Juliana aponta que uma das principais dificuldades no combate a esse tipo de violência é a estrutura que perpetua o crime. “Quando a gente está falando de violência doméstica, violência contra a mulher, a gente está falando de um modelo socioeducacional ao qual nós estamos submetidos, que objetifica mulheres, que as vulnerabilizam e dá ao homem a sensação de pertencimento, de ser dono daquela mulher. Enquanto a gente não tiver políticas educacionais que visam modificar essa visão social que se tem, que é machista e patriarcal, nós não vamos conseguir diminuir esse número de registros”, frisa a advogada.

image Uma das atualizações mais importantes ocorridas no âmbito da lei foi a permissão para a aplicação de medidas protetivas de urgência, conforme explica a advogada Juliana Machado (Thiago Gomes / O Liberal)

A adoção de políticas públicas que priorizem a educação e sejam capazes de promover uma transformação social é, para a especialista, urgente. A lei é importante, mas ela atua no momento em que o problema já existe. Para que a gente evite a existência do problema, a gente precisa ir no nascimento dele e o nascimento dele está nas relações sociais e como elas se dão a partir desse lugar de estrutura de violência contra mulheres. O principal avanço que precisamos ter, além da difusão de informação correta, é uma capacitação urgente para todos os servidores que lidam diariamente com essas demandas”.

“A gente precisa capacitar os servidores que estão na delegacia, aqueles que atendem essas mulheres, para que saibam fazer o acolhimento correto e saibam utilizar a lei. Infelizmente, a gente tem ainda muito problema no que diz respeito a essa efetividade. Assim como precisamos do fornecimento de políticas públicas que corroborem para a sustentação da denúncia, no sentido de que muitas vezes essas mulheres estão em situação de vulnerabilidade social e financeira. Uma vez que fazem a denúncia, tem mais dificuldade nesse quesito para sustentar”, completa.

Enfrentamento a violência de gênero passa por capacitação das mulheres

A dependência financeira é um dos fatores que mais mantêm as mulheres em situação de violência. Por isso, pensando em combater esse problema, o Núcleo de Prevenção e Enfrentamento a Violência de Gênero (Nugen), da Defensoria Pública do Estado do Pará (DPE), desenvolve uma série de parcerias com instituições educacionais, visando à promoção da capacitação feminina e dando a elas maiores meios de alcançar uma vida longe do agressor. Cursos de gastronomia, artesanato, corte e costura e empreendedorismo fazem parte da lista.

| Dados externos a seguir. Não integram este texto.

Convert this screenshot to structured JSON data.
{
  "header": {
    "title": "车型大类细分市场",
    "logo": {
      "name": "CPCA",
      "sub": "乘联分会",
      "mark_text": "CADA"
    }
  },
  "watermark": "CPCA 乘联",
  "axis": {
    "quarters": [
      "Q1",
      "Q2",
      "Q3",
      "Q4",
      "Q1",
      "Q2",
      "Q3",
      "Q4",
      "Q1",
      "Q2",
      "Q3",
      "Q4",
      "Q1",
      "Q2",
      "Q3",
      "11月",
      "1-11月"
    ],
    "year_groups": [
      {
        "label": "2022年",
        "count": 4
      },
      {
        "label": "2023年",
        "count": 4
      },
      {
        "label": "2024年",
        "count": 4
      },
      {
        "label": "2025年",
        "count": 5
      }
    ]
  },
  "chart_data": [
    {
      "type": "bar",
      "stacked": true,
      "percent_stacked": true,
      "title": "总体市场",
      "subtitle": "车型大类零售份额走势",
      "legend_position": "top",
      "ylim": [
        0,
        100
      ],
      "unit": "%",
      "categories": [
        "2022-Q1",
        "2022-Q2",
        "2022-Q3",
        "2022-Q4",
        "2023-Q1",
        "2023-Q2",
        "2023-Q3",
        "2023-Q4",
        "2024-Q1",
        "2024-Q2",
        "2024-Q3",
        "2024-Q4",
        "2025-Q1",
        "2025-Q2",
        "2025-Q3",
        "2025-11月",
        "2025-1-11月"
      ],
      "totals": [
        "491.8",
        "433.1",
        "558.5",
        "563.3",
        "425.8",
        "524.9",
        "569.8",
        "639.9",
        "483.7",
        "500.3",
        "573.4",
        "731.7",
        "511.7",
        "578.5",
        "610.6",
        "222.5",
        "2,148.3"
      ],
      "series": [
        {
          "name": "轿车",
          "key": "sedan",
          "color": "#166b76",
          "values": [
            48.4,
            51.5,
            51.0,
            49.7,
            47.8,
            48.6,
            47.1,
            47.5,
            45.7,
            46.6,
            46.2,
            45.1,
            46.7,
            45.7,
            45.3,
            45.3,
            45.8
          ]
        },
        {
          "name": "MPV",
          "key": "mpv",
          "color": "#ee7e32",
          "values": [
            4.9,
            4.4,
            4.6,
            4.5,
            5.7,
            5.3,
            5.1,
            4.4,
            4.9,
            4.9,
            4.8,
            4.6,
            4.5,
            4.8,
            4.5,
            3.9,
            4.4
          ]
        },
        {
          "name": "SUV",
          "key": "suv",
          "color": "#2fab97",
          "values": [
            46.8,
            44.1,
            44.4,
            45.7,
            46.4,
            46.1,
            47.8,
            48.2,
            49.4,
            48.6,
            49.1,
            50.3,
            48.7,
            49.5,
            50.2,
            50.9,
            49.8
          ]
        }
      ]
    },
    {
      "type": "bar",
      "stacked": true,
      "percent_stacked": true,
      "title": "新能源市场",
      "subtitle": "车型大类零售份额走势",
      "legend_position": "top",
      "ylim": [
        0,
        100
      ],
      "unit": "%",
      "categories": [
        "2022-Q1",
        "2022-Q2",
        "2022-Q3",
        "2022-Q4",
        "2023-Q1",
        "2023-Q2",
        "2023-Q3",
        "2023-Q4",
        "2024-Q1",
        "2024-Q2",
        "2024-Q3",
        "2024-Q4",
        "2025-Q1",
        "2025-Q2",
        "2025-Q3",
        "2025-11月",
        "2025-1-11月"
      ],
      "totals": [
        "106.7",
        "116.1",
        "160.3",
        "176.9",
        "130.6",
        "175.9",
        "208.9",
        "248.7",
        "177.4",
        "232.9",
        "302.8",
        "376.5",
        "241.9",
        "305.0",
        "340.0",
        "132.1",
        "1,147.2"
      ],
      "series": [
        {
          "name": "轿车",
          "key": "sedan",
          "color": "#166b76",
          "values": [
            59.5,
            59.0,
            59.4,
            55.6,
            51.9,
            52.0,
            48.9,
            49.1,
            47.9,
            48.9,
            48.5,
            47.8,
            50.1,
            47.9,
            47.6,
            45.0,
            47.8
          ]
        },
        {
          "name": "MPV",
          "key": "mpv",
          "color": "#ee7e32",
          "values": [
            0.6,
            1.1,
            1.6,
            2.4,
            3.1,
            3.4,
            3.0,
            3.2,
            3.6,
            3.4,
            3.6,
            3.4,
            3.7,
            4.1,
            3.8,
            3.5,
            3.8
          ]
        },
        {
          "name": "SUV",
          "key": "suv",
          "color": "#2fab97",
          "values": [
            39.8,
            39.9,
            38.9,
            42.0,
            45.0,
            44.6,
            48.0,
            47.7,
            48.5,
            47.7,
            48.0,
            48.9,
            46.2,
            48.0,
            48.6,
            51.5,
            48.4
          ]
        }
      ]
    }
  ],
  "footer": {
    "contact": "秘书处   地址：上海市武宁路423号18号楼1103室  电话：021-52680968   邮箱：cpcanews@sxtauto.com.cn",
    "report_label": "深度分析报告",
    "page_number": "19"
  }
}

“A gente tem percebido e tem recebido muito as mulheres fragilizadas por conta dessa dependência financeira do agressor. Então, quando a gente lida com essas situações, temos tentado encaminhar essas mulheres para capacitação, para que elas possam entrar no mercado de trabalho e, também, incentivado o empreendedorismo delas. Por exemplo, das 22 mulheres que fazem parte do Grupo Reflexivo, 18 são empreendedoras de alguma forma: vendem artesanato, comida… Elas buscam meios alternativos para essa independência”, comenta a defensora pública Ana Laura Sá.

image O Núcleo de Prevenção e Enfrentamento a Violência de Gênero (Nugen), da Defensoria Pública do Estado do Pará (DPE), desenvolve uma série de parcerias com instituições educacionais, visando à promoção da capacitação feminina (Thiago Gomes / O Liberal)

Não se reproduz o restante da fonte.